- Historic Sites
Triumph and Tragedy
An American soldier would never forget encountering the German with an icy smile. He would later discover that the blood of innocent millions dripped from Eichman's manicured hands
December 1989 | Volume 40, Issue 8
It was the second of May, 1945, six days before the end of the war in Europe. We were members of Headquarters Battery, 608th Field Artillery Battalion, 71st Infantry Division—one of the spearheads of Ration’s 3d Army, driving south through a conquered Germany toward Austria, the last unoccupied part of Hitler’s Reich. Bridges over the Inn River, between Bavaria and Austria, had been wrecked by retreating German troops, but a large hydroelectric dam with a roadway on it was still intact, and that was our objective this beautiful spring morning.

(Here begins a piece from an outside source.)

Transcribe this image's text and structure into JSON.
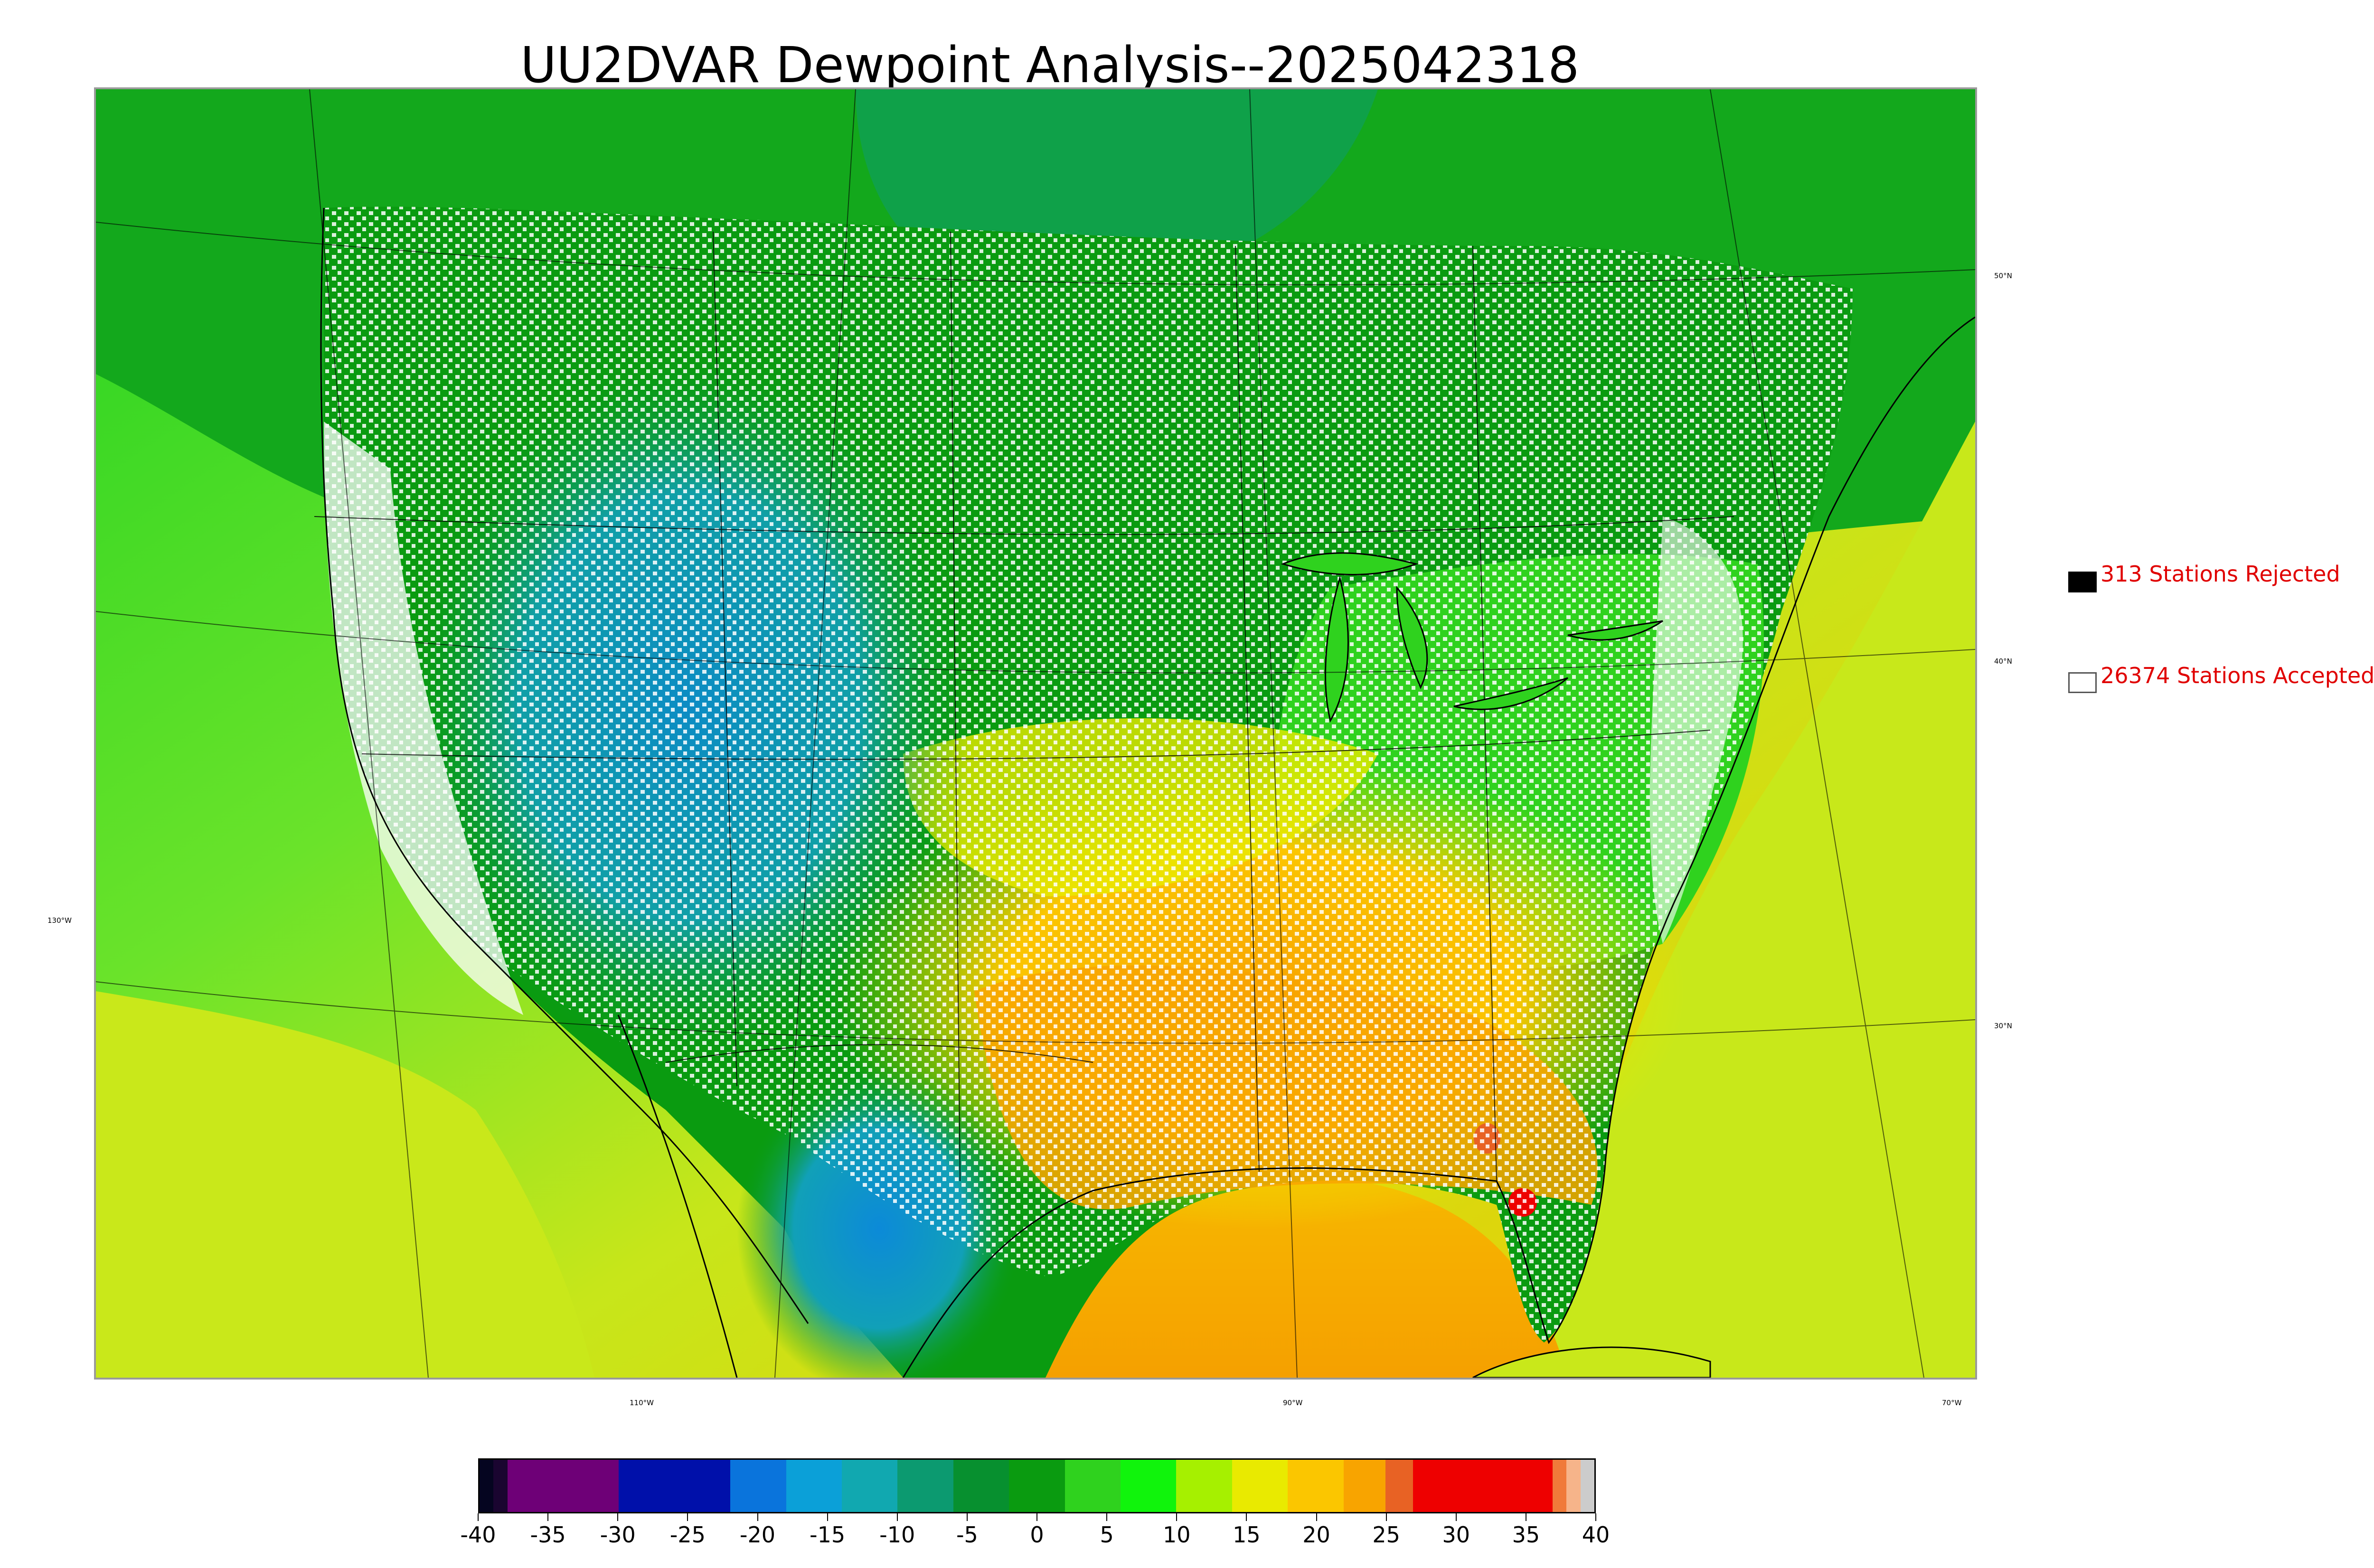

There were four of us in the jeep. I was the driver, a twenty-one-year-old private first class. Beside me sat a first lieutenant, not much older than myself, and on the rear seat were a staff sergeant and a corporal, whose job was to operate the .50-caliber machine gun mounted between the seats. This was an unusually large weapon for a jeep at that time; some jeeps had .30-caliber machine guns, but most had none.
This formidable weapon had probably been given to us because, as members of a survey section, we were often by ourselves, away from the rest of the battalion, plotting new positions for the howitzers almost every day of that final, hectic offensive. Whatever the reason, we were glad to have it.
The jeep, not a roomy vehicle under any circumstances, was unbelievably crowded. In addition to four men and a machine gun, there was a large box of .50-caliber ammunition, a bulky radio, a five-gallon gas can, a five-gallon water can, rifles, grenades, maps, and sleeping bags. The sergeant and corporal sometimes had trouble finding a place to sit; for much of our thousand-mile odyssey across Western Europe, the sergeant perched precariously on the right rear wheel cover, clinging to the cylindrical machine-gun mount.
Behind the jeep was the other vehicle of the section, a three-quarter-ton weapons carrier, a homely but rugged vehicle, practical and reliable. It carried the rest of the men in the section and the battalion’s surveying instruments, equipment vital to an artillery unit. We in the jeep presented a more dashing appearance than our companions, partly because of that menacing gun, but they had the distinct advantage of being protected from the elements by a canvas top. We were a rather independent bunch, probably because our job kept us away from the main body of troops much of the time. We liked it that way.
The ten men of the survey section formed a cosmopolitan group. In the jeep alone the four of us were from four different parts of the country and from four different ethnic backgrounds. The lieutenant, from the Midwest, was Italian; the sergeant was a blond Scandinavian from the far West; the corporal was from somewhere in Appalachia; and I was from the Susquehanna Valley of central Pennsylvania, of British and German ancestry.
Among the others were a Southerner, a Californian, and someone from the upper Midwest. One of our members spoke fluent French, and another spoke fluent German, so it was fairly easy for us to deal with civilians, displaced persons, and prisoners of war. Our German-speaking member was Earnie, a Viennese Jew, a refugee from Nazi persecution. He was the driver of the three-quarter-ton, and like many European city dwellers, he was neither a good nor a courteous driver. After a number of minor scrapes and near misses, we began drawing silhouettes in chalk on the side of the truck of everything he had hit or come close to hitting: geese, horses, oxen, people, wagons, trucks, tanks, jeeps, and howitzers. Earnie wasn’t insulted; he liked our joke.
Now, as we approached the border of the homeland he had left almost a decade before, I was aware of his mounting excitement. I knew he hoped we would go all the way to Vienna, at the eastern end of the country, but that seemed highly unlikely; I was almost sure the Russians were already there. Still, the remote possibility that we might somehow reach Vienna caused me to wonder, as we neared the Inn River, what it would be like for Earnie, or for any European Jew who had survived the war, to return to his old home and neighborhood and confront former Gentile friends and acquaintances—people who, while Germany was winning, never expected to see a Jew again.
Years later I would wonder how this fairy-tale land could have produced two of the most evil men in history.
We reached the Inn River dam around midmorning, and, following the directions of a military police (MP) officer, I drove onto its narrow top. Behind us stretched the battalion in convoy, a long line of trucks, 105-mm howitzers, and jeeps. In front of us there was no one. Because of the machine gun, the battalion commander often assigned us the dubious honor of being the lead vehicle. I had the uneasy feeling that we were leading not only the battalion but the whole division. I didn’t realize it at the time, but except for reconnaissance troops and engineers, we were apparently leading the 3d Army into Austria.